There are good reasons for that: First of all, while being able to trace your forefathers back through a few centuries of high politics and lordly splendour certainly doesn't make you a better winemaker (or a better man, for that matter), it does often provide us historian Ramblers the kind of background story we enjoy. Secondly, in the spirit of our site's motto, we take cruel pleasure in the phonetic challenge german wine labels confront our readers with, and we believe we have found a little gem here: If Reichsgraf zu Hoensbroech doesn't leave a trail of destruction across anglo-saxon larynxes, we will be disappointed indeed. With our Reichsgraf here specifically, there is a third reason:
Every so often from now on, we aim to go all nerdily hyperregional on you, with wines that you are most unlikely to encounter out of Germany, and regions you will most probably never have heard of. We will do so under the brand new "no other place"-tag. And it starts with the Hoensbroech familiy's chosen abode, the Kraichgau:
The Kraichgau, a sub-region of Baden, is a stretch of land very roughly north of Stuttgart, east of Karlsruhe, west of Heilbronn and south of Heidelberg. Its production isn't vast, but, with 1.200 hectares of vineyards, there has always been a substantial wine growing tradition.

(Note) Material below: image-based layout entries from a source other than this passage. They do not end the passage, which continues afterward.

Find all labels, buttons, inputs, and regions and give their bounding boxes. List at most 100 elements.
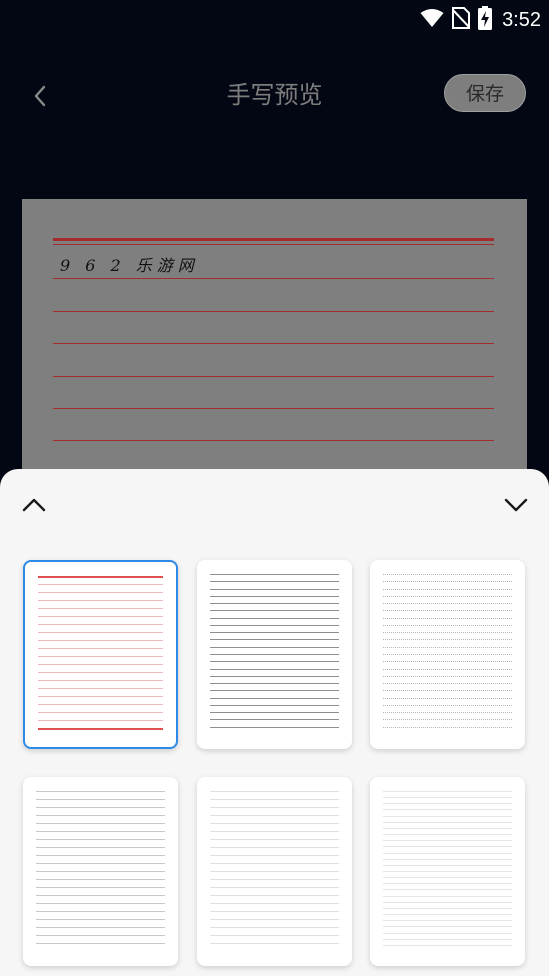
- ruled-line: [38, 720, 163, 721]
- ruled-line: [210, 581, 339, 583]
- template-card-dotted[interactable]: [370, 560, 525, 749]
- ruled-line: [36, 847, 165, 848]
- ruled-line: [38, 584, 163, 585]
- ruled-line: [210, 624, 339, 626]
- template-card-red-lined[interactable]: [23, 560, 178, 749]
- ruled-line: [383, 889, 512, 891]
- ruled-line: [210, 887, 339, 888]
- chevron-down-icon: [504, 498, 528, 512]
- ruled-line: [210, 668, 339, 670]
- ruled-line: [383, 858, 512, 860]
- paper-thumbnail: [210, 787, 339, 956]
- ruled-line: [36, 799, 165, 800]
- ruled-line: [383, 926, 512, 928]
- ruled-line: [383, 846, 512, 848]
- paper-thumbnail: [210, 570, 339, 739]
- ruled-line: [38, 608, 163, 609]
- ruled-line: [383, 639, 512, 641]
- ruled-line: [383, 646, 512, 648]
- ruled-line: [38, 592, 163, 593]
- ruled-line: [383, 683, 512, 685]
- preview-rule: [53, 376, 494, 377]
- ruled-line: [383, 595, 512, 597]
- preview-rule: [53, 440, 494, 441]
- ruled-line: [383, 914, 512, 916]
- expand-button[interactable]: [500, 489, 532, 521]
- status-bar: 3:52: [0, 0, 549, 38]
- ruled-line: [210, 726, 339, 728]
- battery-charging-icon: [478, 6, 493, 34]
- preview-rule: [53, 278, 494, 279]
- ruled-line: [383, 624, 512, 626]
- ruled-line: [210, 815, 339, 816]
- ruled-line: [36, 919, 165, 920]
- ruled-line: [36, 887, 165, 888]
- template-card-light-lined[interactable]: [23, 777, 178, 966]
- ruled-line: [210, 697, 339, 699]
- template-card-faint-lined-dense[interactable]: [370, 777, 525, 966]
- ruled-line: [383, 932, 512, 934]
- ruled-line: [383, 632, 512, 634]
- ruled-line: [383, 920, 512, 922]
- ruled-line: [210, 855, 339, 856]
- template-card-faint-lined[interactable]: [197, 777, 352, 966]
- ruled-line: [383, 827, 512, 829]
- ruled-line: [210, 791, 339, 792]
- ruled-line: [383, 719, 512, 721]
- ruled-line: [383, 726, 512, 728]
- paper-thumbnail: [383, 787, 512, 956]
- ruled-line: [210, 847, 339, 848]
- ruled-line: [210, 903, 339, 904]
- ruled-line: [210, 603, 339, 605]
- ruled-line: [210, 704, 339, 706]
- ruled-line: [210, 799, 339, 800]
- ruled-line: [36, 935, 165, 936]
- preview-rule: [53, 244, 494, 245]
- ruled-line: [38, 680, 163, 681]
- ruled-line: [383, 704, 512, 706]
- ruled-line: [383, 581, 512, 583]
- ruled-line: [210, 595, 339, 597]
- paper-template-sheet: [0, 469, 549, 976]
- status-time: 3:52: [502, 8, 541, 31]
- ruled-line: [36, 855, 165, 856]
- chevron-up-icon: [22, 498, 46, 512]
- ruled-line: [210, 927, 339, 928]
- ruled-line: [36, 791, 165, 792]
- ruled-line: [383, 574, 512, 575]
- collapse-button[interactable]: [18, 489, 50, 521]
- ruled-line: [383, 834, 512, 836]
- ruled-line: [210, 919, 339, 920]
- ruled-line: [210, 661, 339, 663]
- ruled-line: [383, 654, 512, 655]
- preview-rule: [53, 408, 494, 409]
- ruled-line: [210, 839, 339, 840]
- ruled-line: [36, 839, 165, 840]
- ruled-line: [38, 672, 163, 673]
- ruled-line: [38, 704, 163, 705]
- ruled-line: [36, 871, 165, 872]
- ruled-line: [210, 690, 339, 692]
- ruled-line: [210, 654, 339, 655]
- ruled-line: [210, 871, 339, 872]
- template-card-gray-lined[interactable]: [197, 560, 352, 749]
- ruled-line: [210, 823, 339, 824]
- ruled-line: [383, 852, 512, 854]
- ruled-line: [210, 632, 339, 634]
- ruled-line: [383, 938, 512, 940]
- ruled-line: [383, 791, 512, 792]
- save-button[interactable]: 保存: [444, 74, 526, 112]
- ruled-line: [383, 864, 512, 866]
- preview-rule: [53, 311, 494, 312]
- ruled-line: [210, 911, 339, 912]
- ruled-line: [36, 927, 165, 928]
- ruled-line: [210, 639, 339, 641]
- ruled-line: [383, 603, 512, 605]
- ruled-line: [383, 610, 512, 612]
- ruled-line: [36, 895, 165, 896]
- preview-top-rule: [53, 238, 494, 241]
- ruled-line: [210, 807, 339, 808]
- paper-thumbnail: [36, 787, 165, 956]
- ruled-line: [36, 879, 165, 880]
- ruled-line: [383, 668, 512, 670]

Much of it is still being consumed locally, and bigger commercial wineries are rare. One shouldn't think of high-intensity-monoculture as in the Mosel valley or on the slopes of the Rheingau. Rather, relatively small vineyards are scattered over the wooded hills of a mostly agricultural, pleasantly sleepy, only slightly backwater kind of area. Riesling leads the grape varieties, followed by the Pinot family, the ubiquitous Müller-Thurgau, a few of Germany's regional reds like Lemberger, plus whatever wineries think they can sell.
Right now, we're dealing with a Pinot Gris from the vineyard right next to the Hoensbroech estate, and it comes, of course, with a nice coat of arms.
And a notable and quite unusual wine it turns out to be: It has light, green-tinged straw colour, smells of ripe pears, mild curry (?), a hint of smoked bacon and herbs. On the palate, we found it surprisingly clear and focused, very typical, slightly smoky Pinot Gris-fruit, light (at 12%) but by no means thin, with a velvety finish, no hint of bitterness or imbalance. I'm tempted to go for the most foreseeable of clichés here, noble understatement, because this does indeed bring a surprising elegance and well-tailored stylishness to the table. Ambitiously priced, it should be said, but, for that, quite irresistible drinking. Pinot Gris is not my very favourite variety, but I enjoyed this one more than any before. Take note, fellow southern Germans: Vesperwein deluxe.